Pasó como cada semana rumbo al bosque. A lo lejos, desde la puerta de su casa, la observaba. Su fragancia a manzanas maduras le llegó a la nariz. Su paso apresurado, quizá de temor a ser descubierta, de saber que él pudiera estar ahí, la hizo pasar indiferente pero temerosa; distraída pero atenta. Él tembló. Su aroma le hizo imaginarla entre las manos, recordar su piel dulce y suave.
Caminaba con su falda larga y negra, que se acomodaba al compás de su andar erguido, con los pezones duros y las manos sosteniendo una canasta de mimbre en la cabeza.
No supo que él estaba ahí.
Él la oyó respirar agitadamente. Su cabello largo y piel morena, con esencia a manzanas maduras, hacían que él brillara que el corazón se le saltara. La recordara, la deseara.
Ella pasó como cada semana a lo lejos con ojos tenaces, de sombra y la canasta llena de fruta madura. Con el rabillo del ojo lo vio pero no quiso darse cuenta.

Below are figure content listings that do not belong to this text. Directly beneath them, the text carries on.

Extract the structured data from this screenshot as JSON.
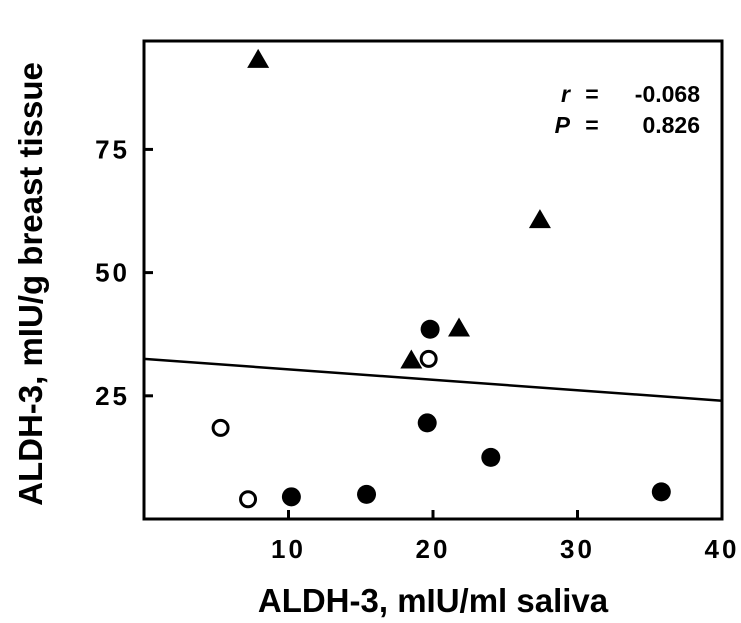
{
  "chart_data": {
    "type": "scatter",
    "title": "",
    "xlabel": "ALDH-3, mIU/ml saliva",
    "ylabel": "ALDH-3, mIU/g breast tissue",
    "xlim": [
      0,
      40
    ],
    "ylim": [
      0,
      97
    ],
    "xticks": [
      10,
      20,
      30,
      40
    ],
    "xtick_labels": [
      "10",
      "20",
      "30",
      "40"
    ],
    "yticks": [
      25,
      50,
      75
    ],
    "ytick_labels": [
      "25",
      "50",
      "75"
    ],
    "grid": false,
    "legend": "none",
    "series": [
      {
        "marker": "filled-circle",
        "points": [
          {
            "x": 10.2,
            "y": 4.5
          },
          {
            "x": 15.4,
            "y": 5.0
          },
          {
            "x": 19.6,
            "y": 19.5
          },
          {
            "x": 19.8,
            "y": 38.5
          },
          {
            "x": 24.0,
            "y": 12.5
          },
          {
            "x": 35.8,
            "y": 5.5
          }
        ]
      },
      {
        "marker": "open-circle",
        "points": [
          {
            "x": 5.3,
            "y": 18.5
          },
          {
            "x": 7.2,
            "y": 4.0
          },
          {
            "x": 19.7,
            "y": 32.5
          }
        ]
      },
      {
        "marker": "filled-triangle",
        "points": [
          {
            "x": 7.9,
            "y": 93.0
          },
          {
            "x": 18.5,
            "y": 32.0
          },
          {
            "x": 21.8,
            "y": 38.5
          },
          {
            "x": 27.4,
            "y": 60.5
          }
        ]
      }
    ],
    "regression_line": {
      "x": [
        0,
        40
      ],
      "y": [
        32.5,
        24.0
      ]
    },
    "annotation": {
      "r_label": "r",
      "r_eq": "=",
      "r_value": "-0.068",
      "p_label": "P",
      "p_eq": "=",
      "p_value": "0.826"
    }
  }
}
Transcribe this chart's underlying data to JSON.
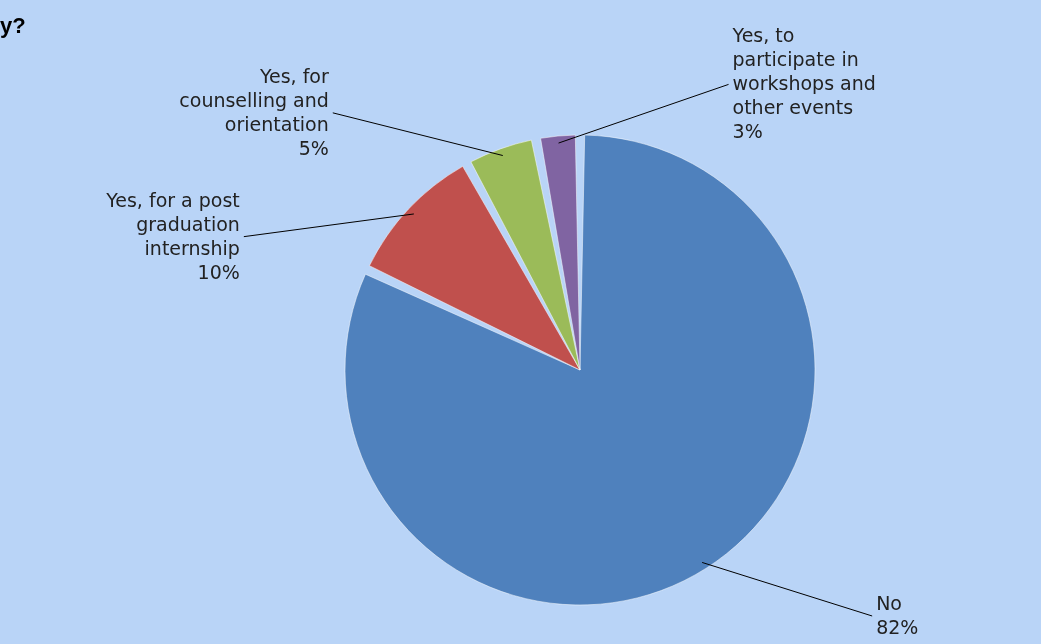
{
  "chart_data": {
    "type": "pie",
    "title": "y?",
    "categories": [
      "No",
      "Yes, for a post graduation internship",
      "Yes, for counselling and orientation",
      "Yes, to participate in workshops and other events"
    ],
    "values": [
      82,
      10,
      5,
      3
    ],
    "colors": [
      "#4f81bd",
      "#c0504d",
      "#9bbb59",
      "#8064a2"
    ],
    "value_labels": [
      "82%",
      "10%",
      "5%",
      "3%"
    ],
    "legend": false
  }
}
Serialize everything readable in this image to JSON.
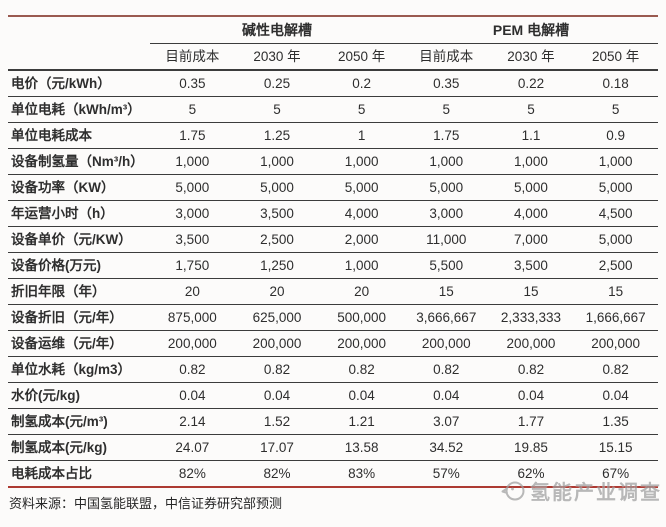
{
  "table": {
    "group_headers": [
      {
        "label": "碱性电解槽"
      },
      {
        "label": "PEM 电解槽"
      }
    ],
    "column_headers": [
      "目前成本",
      "2030 年",
      "2050 年",
      "目前成本",
      "2030 年",
      "2050 年"
    ],
    "rows": [
      {
        "label": "电价（元/kWh）",
        "values": [
          "0.35",
          "0.25",
          "0.2",
          "0.35",
          "0.22",
          "0.18"
        ]
      },
      {
        "label": "单位电耗（kWh/m³）",
        "values": [
          "5",
          "5",
          "5",
          "5",
          "5",
          "5"
        ]
      },
      {
        "label": "单位电耗成本",
        "values": [
          "1.75",
          "1.25",
          "1",
          "1.75",
          "1.1",
          "0.9"
        ]
      },
      {
        "label": "设备制氢量（Nm³/h）",
        "values": [
          "1,000",
          "1,000",
          "1,000",
          "1,000",
          "1,000",
          "1,000"
        ]
      },
      {
        "label": "设备功率（KW）",
        "values": [
          "5,000",
          "5,000",
          "5,000",
          "5,000",
          "5,000",
          "5,000"
        ]
      },
      {
        "label": "年运营小时（h）",
        "values": [
          "3,000",
          "3,500",
          "4,000",
          "3,000",
          "4,000",
          "4,500"
        ]
      },
      {
        "label": "设备单价（元/KW）",
        "values": [
          "3,500",
          "2,500",
          "2,000",
          "11,000",
          "7,000",
          "5,000"
        ]
      },
      {
        "label": "设备价格(万元)",
        "values": [
          "1,750",
          "1,250",
          "1,000",
          "5,500",
          "3,500",
          "2,500"
        ]
      },
      {
        "label": "折旧年限（年）",
        "values": [
          "20",
          "20",
          "20",
          "15",
          "15",
          "15"
        ]
      },
      {
        "label": "设备折旧（元/年）",
        "values": [
          "875,000",
          "625,000",
          "500,000",
          "3,666,667",
          "2,333,333",
          "1,666,667"
        ]
      },
      {
        "label": "设备运维（元/年）",
        "values": [
          "200,000",
          "200,000",
          "200,000",
          "200,000",
          "200,000",
          "200,000"
        ]
      },
      {
        "label": "单位水耗（kg/m3）",
        "values": [
          "0.82",
          "0.82",
          "0.82",
          "0.82",
          "0.82",
          "0.82"
        ]
      },
      {
        "label": "水价(元/kg)",
        "values": [
          "0.04",
          "0.04",
          "0.04",
          "0.04",
          "0.04",
          "0.04"
        ]
      },
      {
        "label": "制氢成本(元/m³)",
        "values": [
          "2.14",
          "1.52",
          "1.21",
          "3.07",
          "1.77",
          "1.35"
        ]
      },
      {
        "label": "制氢成本(元/kg)",
        "values": [
          "24.07",
          "17.07",
          "13.58",
          "34.52",
          "19.85",
          "15.15"
        ]
      },
      {
        "label": "电耗成本占比",
        "values": [
          "82%",
          "82%",
          "83%",
          "57%",
          "62%",
          "67%"
        ]
      }
    ]
  },
  "footer": {
    "source": "资料来源：中国氢能联盟，中信证券研究部预测"
  },
  "watermark": {
    "text": "氢能产业调查"
  },
  "colors": {
    "top_border": "#9a5a50",
    "bottom_border": "#ad3a32",
    "row_line": "#3c3c3c",
    "text": "#2e2e2e",
    "watermark": "#9f9f9f"
  }
}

Él la escuchó pasar. La vio venir sin saber qué hacer, despertándole el ansia de la lujuria más íntima. Se quedó atrapado en aquellos ojos canela que le ponen cadenas a los que se fijan en ellos. Ojos que se le meten en el corazón a cualquiera que los ve.

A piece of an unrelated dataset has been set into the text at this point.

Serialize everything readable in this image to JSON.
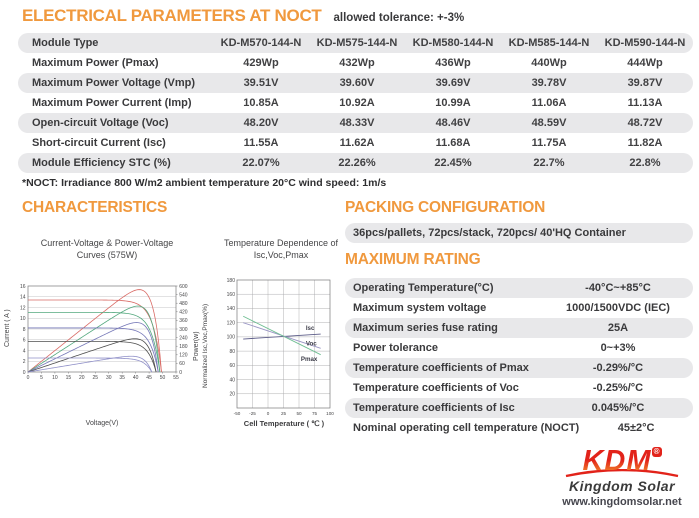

Una iguana verde se atravesó en su camino. Ella se sobresaltó y sostuvo la respiración. Él, desde lejos, se exaltó con ella y dirigió la mirada hacia la copa del árbol cargado de iguanas. El pelo negro flotaba en el aire por el camino de tierra que llevaba al bosque. Ella arreció su andar callado. Él apretó el estómago, aguantó la respiración.